Some of these patterns have already found a permanent home in modern programming languages, for example the Interface pattern in Java which has been part of the language specification from the start, or the Java Collections Framework which has implementations for a wide variety of containers.

 

  • Interface is a special type of class which provides the programmer with a simpler or more program-specific way of accessing other classes. Since the Java programming language relies on its interfaces to expose the functionality of a class to the outside world, it is an integral part of the language (unlike C++, which has header files). However the "interface pattern" discussed here is a even more general term without the restrictions placed upon interfaces by Java, for example the delegation, composite and bridge patterns are different types of interface patterns, however they do also have an implementation, so they would not conform to what Java calls an interface.

 

  • Container - called collection in Java - is an object that groups multiple elements into a single unit. Containers are used to store, retrieve, manipulate, and communicate aggregate data.

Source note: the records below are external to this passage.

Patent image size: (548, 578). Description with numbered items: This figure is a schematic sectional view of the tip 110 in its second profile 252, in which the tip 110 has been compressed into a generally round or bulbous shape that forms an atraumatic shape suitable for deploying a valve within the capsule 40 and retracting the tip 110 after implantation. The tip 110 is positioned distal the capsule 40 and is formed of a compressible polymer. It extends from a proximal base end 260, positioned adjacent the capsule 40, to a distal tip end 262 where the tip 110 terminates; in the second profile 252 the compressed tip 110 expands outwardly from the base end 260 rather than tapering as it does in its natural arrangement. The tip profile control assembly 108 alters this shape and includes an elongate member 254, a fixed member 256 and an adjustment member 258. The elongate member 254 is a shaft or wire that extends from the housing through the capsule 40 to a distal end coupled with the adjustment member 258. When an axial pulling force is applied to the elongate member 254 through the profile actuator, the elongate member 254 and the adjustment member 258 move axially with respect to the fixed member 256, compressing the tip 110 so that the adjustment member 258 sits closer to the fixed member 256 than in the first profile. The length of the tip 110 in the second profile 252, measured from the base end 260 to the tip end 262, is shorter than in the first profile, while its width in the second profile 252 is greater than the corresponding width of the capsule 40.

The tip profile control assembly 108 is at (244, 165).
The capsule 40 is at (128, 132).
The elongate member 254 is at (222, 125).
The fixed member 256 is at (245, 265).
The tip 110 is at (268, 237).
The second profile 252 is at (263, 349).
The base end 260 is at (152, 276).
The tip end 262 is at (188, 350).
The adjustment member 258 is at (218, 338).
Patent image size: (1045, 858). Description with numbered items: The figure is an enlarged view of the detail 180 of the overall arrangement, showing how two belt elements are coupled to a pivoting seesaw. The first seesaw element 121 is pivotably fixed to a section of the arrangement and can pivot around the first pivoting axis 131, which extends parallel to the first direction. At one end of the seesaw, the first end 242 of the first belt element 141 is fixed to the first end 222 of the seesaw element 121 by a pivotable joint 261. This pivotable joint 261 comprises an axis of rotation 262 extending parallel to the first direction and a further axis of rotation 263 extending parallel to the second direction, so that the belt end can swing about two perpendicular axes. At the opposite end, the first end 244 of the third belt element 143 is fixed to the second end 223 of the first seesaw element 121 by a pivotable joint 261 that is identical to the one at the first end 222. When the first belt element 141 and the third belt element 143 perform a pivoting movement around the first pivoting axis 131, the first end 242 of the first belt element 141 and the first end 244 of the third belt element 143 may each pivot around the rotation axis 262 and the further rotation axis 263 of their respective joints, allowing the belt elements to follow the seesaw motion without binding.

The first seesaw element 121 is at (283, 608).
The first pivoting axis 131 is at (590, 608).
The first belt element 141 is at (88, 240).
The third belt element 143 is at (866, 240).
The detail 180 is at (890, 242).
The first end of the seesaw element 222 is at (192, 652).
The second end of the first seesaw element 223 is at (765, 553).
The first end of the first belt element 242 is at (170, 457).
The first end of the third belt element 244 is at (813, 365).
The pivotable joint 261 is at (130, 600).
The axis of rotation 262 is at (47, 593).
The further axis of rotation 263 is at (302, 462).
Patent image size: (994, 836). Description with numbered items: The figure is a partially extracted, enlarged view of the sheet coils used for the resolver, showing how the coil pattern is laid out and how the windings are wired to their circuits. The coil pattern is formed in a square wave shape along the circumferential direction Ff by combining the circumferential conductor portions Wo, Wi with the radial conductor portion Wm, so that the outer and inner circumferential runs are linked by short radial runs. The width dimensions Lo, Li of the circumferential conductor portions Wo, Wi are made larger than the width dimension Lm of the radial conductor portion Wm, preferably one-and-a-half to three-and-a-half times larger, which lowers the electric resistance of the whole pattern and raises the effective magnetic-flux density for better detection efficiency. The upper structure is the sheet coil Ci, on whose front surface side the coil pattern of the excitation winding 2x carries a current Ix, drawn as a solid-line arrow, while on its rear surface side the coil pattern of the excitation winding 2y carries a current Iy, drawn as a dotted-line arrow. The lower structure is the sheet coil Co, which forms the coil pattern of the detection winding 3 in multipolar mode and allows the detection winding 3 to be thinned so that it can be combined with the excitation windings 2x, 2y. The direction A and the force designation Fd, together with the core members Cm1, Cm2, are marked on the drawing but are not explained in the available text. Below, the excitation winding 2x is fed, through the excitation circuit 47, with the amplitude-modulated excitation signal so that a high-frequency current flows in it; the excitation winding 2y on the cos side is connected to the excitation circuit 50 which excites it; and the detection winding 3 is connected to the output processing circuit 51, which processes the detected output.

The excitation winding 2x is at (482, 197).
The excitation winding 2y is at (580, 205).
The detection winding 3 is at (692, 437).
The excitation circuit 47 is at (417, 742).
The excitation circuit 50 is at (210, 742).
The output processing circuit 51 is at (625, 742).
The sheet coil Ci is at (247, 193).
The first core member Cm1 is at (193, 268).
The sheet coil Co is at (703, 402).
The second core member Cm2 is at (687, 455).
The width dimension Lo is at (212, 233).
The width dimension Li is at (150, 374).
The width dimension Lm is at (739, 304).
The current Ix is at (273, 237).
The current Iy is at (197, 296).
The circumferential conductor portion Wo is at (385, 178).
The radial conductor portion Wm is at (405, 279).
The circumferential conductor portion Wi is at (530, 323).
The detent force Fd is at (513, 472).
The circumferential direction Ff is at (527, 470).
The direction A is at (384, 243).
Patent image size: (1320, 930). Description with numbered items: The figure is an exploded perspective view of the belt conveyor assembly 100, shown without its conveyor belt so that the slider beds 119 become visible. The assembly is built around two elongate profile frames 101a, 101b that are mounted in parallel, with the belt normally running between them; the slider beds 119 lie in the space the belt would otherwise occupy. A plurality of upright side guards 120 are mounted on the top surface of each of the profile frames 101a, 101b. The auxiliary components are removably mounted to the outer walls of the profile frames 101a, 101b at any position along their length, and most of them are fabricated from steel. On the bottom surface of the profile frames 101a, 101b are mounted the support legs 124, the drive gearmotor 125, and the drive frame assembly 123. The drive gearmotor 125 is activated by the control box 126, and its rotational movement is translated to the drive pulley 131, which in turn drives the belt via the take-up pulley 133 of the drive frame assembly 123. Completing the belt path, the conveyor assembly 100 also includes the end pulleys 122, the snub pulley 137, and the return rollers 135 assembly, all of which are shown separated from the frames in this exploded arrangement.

Examples of collection implementations in Java include Vector and Hashtable.
  • Collection Framework in Java is a unified architecture for representing and manipulating collections. All collection frameworks contain Interfaces, Implementations and Algorithms.

 

  • Delegation is a way of extending and reusing a class by writing another "container class" which uses instances of the original class to provide the original functionality. Delegation makes multiple inheritance behavior possible in languages where only single inheritance is possible (Java for example).